Connectivité aérienne : le prérequis stratégique
Selon la Banque mondiale (2023), le tourisme représente environ 7 % du PIB africain. Pourtant, l’intégration du marché reste limitée : moins de 20 % des vols opérés en Afrique sont intra-continentaux. Cette fragmentation renchérit les coûts, allonge les temps de trajet et limite les flux régionaux.
Dans ce contexte, Ethiopian Airlines occupe une position systémique. Avec plus de 60 destinations africaines et un hub central à Addis-Abeba, la compagnie constitue l’infrastructure la plus intégrée du continent. Son modèle combine transport passagers, cargo, maintenance et formation aéronautique, réduisant sa dépendance aux opérateurs extérieurs.
L’impact dépasse le tourisme de loisirs. Le segment du tourisme d’affaires, fortement corrélé à l’intégration économique régionale, bénéficie directement de cette connectivité. Or, le commerce intra-africain ne représente encore qu’environ 15 % des échanges totaux (Banque africaine de développement). Sans mobilité fluide, la croissance du tourisme régional restera marginale.
La mise en œuvre effective du Marché unique du transport aérien africain pourrait modifier cet équilibre en abaissant les barrières tarifaires et réglementaires.
Hospitalité et efficacité énergétique : la nouvelle frontière compétitive
La connectivité crée le flux ; l’hospitalité transforme l’expérience. Le Kenzi Hotels Group, acteur marocain historique, s’inscrit dans une stratégie de modernisation alignée sur les standards internationaux.

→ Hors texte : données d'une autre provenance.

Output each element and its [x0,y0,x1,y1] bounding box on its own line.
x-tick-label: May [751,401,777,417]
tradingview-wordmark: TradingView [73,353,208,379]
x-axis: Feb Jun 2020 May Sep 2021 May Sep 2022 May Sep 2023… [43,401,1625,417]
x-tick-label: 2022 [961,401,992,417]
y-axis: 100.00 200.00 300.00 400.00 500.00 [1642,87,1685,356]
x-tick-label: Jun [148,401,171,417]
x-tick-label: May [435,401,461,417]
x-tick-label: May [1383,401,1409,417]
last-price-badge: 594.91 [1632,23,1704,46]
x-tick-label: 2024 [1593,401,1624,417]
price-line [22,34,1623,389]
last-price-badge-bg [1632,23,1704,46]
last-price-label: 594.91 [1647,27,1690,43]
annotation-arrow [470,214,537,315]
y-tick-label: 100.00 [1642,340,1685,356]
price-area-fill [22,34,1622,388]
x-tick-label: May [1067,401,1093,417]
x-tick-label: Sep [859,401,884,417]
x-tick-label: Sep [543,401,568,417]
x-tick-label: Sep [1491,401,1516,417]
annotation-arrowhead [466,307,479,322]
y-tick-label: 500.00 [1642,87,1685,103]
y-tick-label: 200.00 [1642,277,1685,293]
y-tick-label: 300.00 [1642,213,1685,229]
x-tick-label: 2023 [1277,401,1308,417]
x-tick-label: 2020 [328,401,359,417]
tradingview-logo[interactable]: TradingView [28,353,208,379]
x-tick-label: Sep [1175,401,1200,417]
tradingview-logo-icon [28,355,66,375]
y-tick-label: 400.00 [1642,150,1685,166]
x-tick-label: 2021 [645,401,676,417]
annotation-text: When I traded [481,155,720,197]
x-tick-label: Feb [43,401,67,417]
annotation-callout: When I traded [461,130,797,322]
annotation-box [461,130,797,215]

La dynamique démographique renforce cette orientation : plus de 600 millions d’Africains vivront en zone urbaine d’ici 2030 (Banque mondiale). Cette urbanisation stimule la demande en hôtels d’affaires, centres de conférences et infrastructures haut de gamme.
L’efficacité énergétique devient un critère décisif. L’Agence internationale de l’énergie (IEA) indique que les bâtiments représentent près de 30 % de la consommation énergétique mondiale. Pour les groupes hôteliers africains, investir dans la performance énergétique permet de réduire les coûts d’exploitation tout en répondant aux exigences ESG des investisseurs internationaux.
La digitalisation complète cette transformation. La GSMA prévoit 613 millions d’abonnés mobiles uniques en Afrique subsaharienne d’ici 2025. Réservations en ligne, paiements digitaux et services connectés deviennent des standards opérationnels.
Ce que cela change en 2026
Le tourisme africain évolue vers un modèle d’intégration verticale.
Pour les États, la priorité stratégique demeure la fluidification des visas et l’ouverture effective du ciel africain. L’absence d’harmonisation limite l’essor des flux intra-continentaux.
Pour les entreprises, la compétitivité ne se résume plus à l’emplacement géographique. Elle repose sur la capacité à articuler transport fiable, hébergement performant et parcours client digitalisé.
Pour les investisseurs, les infrastructures touristiques apparaissent comme des actifs structurants, adossés à la croissance démographique et à l’urbanisation rapide.
Dans les 12 à 24 prochains mois, la capacité des acteurs africains à coopérer (compagnies aériennes, groupes hôteliers, plateformes digitales) déterminera la consolidation du secteur. L’enjeu central sera la captation locale de la valeur générée par la mobilité régionale.
À surveiller
Ethiopian Airlines : expansion du hub et alliances régionales
Kenzi Hotels Group : modernisation énergétique et déploiement continental
Mise en œuvre du Marché unique du transport aérien africain
Digitalisation intégrale du parcours client
Le tourisme africain entre dans une phase de maturité stratégique. La question n’est plus d’attirer davantage, mais d’intégrer mieux. L’avantage compétitif du continent dépendra de sa capacité à transformer la mobilité en chaîne de valeur durable.